Sangwan, who recently asked Khattar to “return to Pakistan”, complains that the “refugees” have named their enterprises after places in Pakistan. He cites ‘Mianwali’, ‘Derawali’, ‘Sindhi’, ‘Multani’, ‘Lahori’ and ‘Jhangi’, indicative of where many Punjabis lived before 1947, as alien names.

“The principal contradiction taking shape in Haryana is the urban-rural div­ide, represented by the ‘Jat farmer’ versus the ‘Punjabi trader’. Each communitiy is playing into perceptions about the other. It’s an unhealthy trend,” says Jagpal Singh, who teaches at the School of Social Sciences at IGNOU, Delhi.

“This is a phase of shifting alignments,”  he says. “For instance, chances are the Jats and the Punjabis would be on the same page on ­issues with communal overtones.”

Few in Haryana fail to notice the expediency behind trying to array a wider section of society against a dominant caste group. The Muslims of Haryana are concentrated in one region and so caste or regional discord is more easily deployed.

“The BJP has no natural votebank in Haryana. They are preparing one by raising the Jat versus non-Jat issue,” says Rajdeep Phogat, an Indian National Lok Dal (INLD) MLA representing Charkhi Dadri.

The INLD is reckoned as a party representing Jat interests though its voters, obviously, include urban Punjabis and other social groups. Phogat disagrees that a Jat versus non-Jat plank is taking shape but is wary of the Jats’ fraying social links.

“The Jats lost a lot in February, their social standing, community ties and trust,” Phogat says. “But education and youth unemployment will dominate the electoral debates.”

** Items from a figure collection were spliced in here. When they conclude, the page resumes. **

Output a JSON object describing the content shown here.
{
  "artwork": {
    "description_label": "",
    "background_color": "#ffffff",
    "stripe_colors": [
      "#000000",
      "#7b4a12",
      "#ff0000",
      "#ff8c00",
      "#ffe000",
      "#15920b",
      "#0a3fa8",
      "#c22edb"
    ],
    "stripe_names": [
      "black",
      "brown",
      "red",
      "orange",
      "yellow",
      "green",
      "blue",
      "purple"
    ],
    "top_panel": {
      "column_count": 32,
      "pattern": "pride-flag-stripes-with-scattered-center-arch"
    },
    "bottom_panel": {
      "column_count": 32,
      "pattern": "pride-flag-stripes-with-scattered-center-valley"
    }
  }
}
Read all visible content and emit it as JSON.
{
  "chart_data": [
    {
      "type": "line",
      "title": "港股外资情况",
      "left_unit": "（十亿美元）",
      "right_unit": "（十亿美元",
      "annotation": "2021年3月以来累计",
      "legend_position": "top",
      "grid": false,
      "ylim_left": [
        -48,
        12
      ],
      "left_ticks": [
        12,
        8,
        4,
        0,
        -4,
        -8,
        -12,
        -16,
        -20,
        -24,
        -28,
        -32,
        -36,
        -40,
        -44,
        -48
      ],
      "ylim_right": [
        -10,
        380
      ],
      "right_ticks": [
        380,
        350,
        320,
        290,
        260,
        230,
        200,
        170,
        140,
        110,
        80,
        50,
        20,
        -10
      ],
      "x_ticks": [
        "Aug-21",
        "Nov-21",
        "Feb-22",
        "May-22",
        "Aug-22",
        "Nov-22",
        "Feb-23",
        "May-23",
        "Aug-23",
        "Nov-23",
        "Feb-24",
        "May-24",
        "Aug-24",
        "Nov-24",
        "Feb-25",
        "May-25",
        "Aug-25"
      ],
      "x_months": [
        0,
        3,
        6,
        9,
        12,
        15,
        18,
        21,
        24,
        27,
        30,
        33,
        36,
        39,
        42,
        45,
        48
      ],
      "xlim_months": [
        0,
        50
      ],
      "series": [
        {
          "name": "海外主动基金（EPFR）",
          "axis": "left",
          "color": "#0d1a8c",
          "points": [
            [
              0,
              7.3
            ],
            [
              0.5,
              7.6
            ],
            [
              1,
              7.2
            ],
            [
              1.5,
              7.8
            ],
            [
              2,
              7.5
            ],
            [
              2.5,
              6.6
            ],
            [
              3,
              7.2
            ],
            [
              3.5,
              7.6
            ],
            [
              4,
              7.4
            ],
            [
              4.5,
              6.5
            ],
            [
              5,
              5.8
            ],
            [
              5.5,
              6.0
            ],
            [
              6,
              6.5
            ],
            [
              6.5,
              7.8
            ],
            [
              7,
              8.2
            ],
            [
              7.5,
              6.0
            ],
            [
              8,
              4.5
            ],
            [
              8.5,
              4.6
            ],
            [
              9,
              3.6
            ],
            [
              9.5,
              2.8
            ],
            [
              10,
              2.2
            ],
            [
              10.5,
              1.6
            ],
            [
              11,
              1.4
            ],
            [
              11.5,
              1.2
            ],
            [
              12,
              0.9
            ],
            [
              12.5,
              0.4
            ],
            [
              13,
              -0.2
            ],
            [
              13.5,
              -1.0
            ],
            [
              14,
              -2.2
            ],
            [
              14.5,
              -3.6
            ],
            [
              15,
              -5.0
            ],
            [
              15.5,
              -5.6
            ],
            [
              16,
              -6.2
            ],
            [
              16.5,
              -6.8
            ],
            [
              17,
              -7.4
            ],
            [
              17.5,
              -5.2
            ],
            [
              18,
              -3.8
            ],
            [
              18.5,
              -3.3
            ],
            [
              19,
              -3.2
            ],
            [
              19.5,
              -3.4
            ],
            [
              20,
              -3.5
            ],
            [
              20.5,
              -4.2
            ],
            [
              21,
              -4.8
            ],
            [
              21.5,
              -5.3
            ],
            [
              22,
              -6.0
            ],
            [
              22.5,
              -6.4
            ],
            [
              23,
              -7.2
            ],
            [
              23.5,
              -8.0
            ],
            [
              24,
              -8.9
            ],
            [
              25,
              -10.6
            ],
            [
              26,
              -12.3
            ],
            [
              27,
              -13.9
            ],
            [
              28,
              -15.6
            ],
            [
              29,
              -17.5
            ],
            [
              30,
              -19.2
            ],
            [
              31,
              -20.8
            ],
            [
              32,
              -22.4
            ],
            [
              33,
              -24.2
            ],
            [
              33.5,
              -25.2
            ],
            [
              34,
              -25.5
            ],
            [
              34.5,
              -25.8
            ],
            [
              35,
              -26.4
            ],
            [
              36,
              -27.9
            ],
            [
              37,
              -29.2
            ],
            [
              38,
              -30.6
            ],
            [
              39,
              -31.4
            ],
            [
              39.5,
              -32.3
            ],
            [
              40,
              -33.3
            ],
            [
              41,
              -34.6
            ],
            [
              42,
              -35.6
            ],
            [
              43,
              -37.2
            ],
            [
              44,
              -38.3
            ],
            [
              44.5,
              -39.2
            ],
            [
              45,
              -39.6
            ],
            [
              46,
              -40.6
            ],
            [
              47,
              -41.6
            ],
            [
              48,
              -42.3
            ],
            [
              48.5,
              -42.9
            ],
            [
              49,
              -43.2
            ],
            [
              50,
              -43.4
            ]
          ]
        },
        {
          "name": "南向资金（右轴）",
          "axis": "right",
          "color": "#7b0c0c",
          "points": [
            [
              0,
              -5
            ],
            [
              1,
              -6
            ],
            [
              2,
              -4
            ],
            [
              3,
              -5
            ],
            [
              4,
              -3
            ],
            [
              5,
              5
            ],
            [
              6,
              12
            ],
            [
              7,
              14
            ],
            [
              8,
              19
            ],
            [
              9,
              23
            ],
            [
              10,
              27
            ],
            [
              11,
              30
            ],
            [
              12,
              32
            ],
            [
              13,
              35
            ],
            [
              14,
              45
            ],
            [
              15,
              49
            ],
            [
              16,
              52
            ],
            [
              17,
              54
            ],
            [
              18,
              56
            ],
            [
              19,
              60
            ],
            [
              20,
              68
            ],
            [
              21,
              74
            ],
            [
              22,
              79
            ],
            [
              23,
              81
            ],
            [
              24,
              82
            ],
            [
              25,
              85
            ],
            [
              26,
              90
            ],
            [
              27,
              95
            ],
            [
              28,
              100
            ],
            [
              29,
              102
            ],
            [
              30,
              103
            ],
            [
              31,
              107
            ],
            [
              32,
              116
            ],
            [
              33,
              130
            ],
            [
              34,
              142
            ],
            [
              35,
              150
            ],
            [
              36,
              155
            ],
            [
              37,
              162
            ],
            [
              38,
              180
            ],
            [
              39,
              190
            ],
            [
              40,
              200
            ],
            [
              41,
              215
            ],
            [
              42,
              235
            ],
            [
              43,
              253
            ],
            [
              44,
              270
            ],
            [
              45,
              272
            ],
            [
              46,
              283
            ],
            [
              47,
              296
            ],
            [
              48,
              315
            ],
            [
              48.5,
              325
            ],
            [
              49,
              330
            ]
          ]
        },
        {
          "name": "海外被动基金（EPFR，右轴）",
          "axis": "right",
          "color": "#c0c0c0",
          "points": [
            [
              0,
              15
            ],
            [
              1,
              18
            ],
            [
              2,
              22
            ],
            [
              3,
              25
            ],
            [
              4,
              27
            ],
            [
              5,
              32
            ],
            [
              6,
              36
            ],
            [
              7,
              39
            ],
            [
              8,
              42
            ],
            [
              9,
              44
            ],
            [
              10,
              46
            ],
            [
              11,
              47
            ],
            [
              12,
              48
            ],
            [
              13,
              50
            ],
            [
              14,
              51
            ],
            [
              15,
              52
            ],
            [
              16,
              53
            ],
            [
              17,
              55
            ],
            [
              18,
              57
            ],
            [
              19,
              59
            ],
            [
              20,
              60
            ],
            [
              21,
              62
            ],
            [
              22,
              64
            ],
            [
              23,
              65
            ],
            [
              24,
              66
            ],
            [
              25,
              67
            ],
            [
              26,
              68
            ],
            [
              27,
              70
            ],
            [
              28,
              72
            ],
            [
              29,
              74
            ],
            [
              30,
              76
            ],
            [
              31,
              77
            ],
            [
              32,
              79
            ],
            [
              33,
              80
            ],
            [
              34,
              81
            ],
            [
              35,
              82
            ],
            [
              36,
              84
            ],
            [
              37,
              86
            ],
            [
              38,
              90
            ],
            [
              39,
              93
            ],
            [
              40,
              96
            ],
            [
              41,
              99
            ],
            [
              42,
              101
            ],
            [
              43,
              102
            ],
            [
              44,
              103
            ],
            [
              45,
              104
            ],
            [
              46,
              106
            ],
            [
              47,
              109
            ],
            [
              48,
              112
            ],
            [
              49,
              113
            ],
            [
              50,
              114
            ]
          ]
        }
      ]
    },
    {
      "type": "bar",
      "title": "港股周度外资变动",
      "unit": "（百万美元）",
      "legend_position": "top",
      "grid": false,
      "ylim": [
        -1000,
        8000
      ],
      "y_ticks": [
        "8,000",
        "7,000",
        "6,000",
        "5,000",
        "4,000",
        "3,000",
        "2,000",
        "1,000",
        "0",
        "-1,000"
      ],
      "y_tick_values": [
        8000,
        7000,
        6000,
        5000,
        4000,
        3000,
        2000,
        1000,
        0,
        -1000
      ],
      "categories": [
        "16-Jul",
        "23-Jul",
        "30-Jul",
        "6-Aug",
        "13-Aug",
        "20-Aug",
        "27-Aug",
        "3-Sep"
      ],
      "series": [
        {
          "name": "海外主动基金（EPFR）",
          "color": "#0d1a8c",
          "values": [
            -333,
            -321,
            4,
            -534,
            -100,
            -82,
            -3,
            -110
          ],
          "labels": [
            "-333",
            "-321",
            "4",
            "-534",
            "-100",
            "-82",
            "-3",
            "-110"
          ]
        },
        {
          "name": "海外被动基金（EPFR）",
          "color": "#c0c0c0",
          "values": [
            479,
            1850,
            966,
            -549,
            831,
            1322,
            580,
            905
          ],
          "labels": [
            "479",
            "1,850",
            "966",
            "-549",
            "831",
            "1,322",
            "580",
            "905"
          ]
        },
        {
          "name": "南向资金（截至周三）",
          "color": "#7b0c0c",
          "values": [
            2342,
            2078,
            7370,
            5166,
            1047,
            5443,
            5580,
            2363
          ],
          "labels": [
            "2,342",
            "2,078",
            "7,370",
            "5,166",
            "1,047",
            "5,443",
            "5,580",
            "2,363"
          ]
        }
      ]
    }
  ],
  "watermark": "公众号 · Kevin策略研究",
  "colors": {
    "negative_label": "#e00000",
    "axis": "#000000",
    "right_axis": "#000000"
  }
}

That said, by demanding reservation, the Jats have stoked the angst of existing OBC groups in Haryana. This adds to their historically uncomfortable relationship with the Dalits. Now that they have also invoked the ire of the Punjabis, their future doesn’t augur too well.

The K.C. Gupta Committee, set up in 2011 to examine the Jat’s socio-economic conditions, found that nearly 18 per cent of Class 1 and 2 government jobs in Haryana were occupied by Jats and only 10 per cent of the community were landless, a clear marker of their dominant position in the state.

Since February, wealthy and influential Punjabi community leaders are striving to co-opt a larger array of castes within the wider fold of ‘Punjabi’. It is in this context that the term “non-Jat” has started getting popular.

“The Jats are indeed foolish. They actively participated in anti-cow slaughter activities,” says Sangwan. “This harmed farmers, who are mostly Jats, and it isolated them from Muslims too.” Selling cattle helps supplement farm incomes, but cow vigilantes have dampened the cattle market.

Even victims of February’s agitation are keenly contemplating ways to counter the Jats’ numerical strength—they are 27 per cent of the population. Not just Punjabis, who are around seven per cent of the population, but others, such as Gujjars, are also drifting away from the Jats.

Harphool, a Gujjar farmer in rural Hisar, faced the worst of the Jat agitation. His family home, set amid wheat fields, was ­attacked twice within 24 hours on February 21 and 22. In the first, his car was burned and the family was forced to flee. The next day, several thousand agitators pillaged their home, taking away or des­troying ­furniture, utensils, even bathroom fittings. Now, with goods gifted by friends and ­family, Harphool, his wife and children are starting afresh.

“I cannot forget the terror during the agitation. We will never recover what they destroyed—a lifetime’s earnings and possessions are gone. Now I want nothing to do with Jats,” says Harpool. His wife Shanti adds, “Jats from nearby Sisai village still drive past our house at night, threatening us to leave.”

Gujjars have OBC status in Haryana and Jats would eat into their pie. Sainis (also OBC) are already spewing their bile at the Jats. Obviously, Jats will have to shop for new allies, split though they are between the INLD and the Congress.

“Unlike Muslims and Dalits, Jats are not so weak that they cannot compete on their own. They are well represented in the adm­inistration and have held the ­levers of power, via Jat CMs, in seven governments,” says Subhash Batra, the former home minister of Haryana and president of Akhil Bhartiya Punjabi Jagriti Manch. “The next election will be completely caste-based. It will be Jats versus others and let’s see who wins.”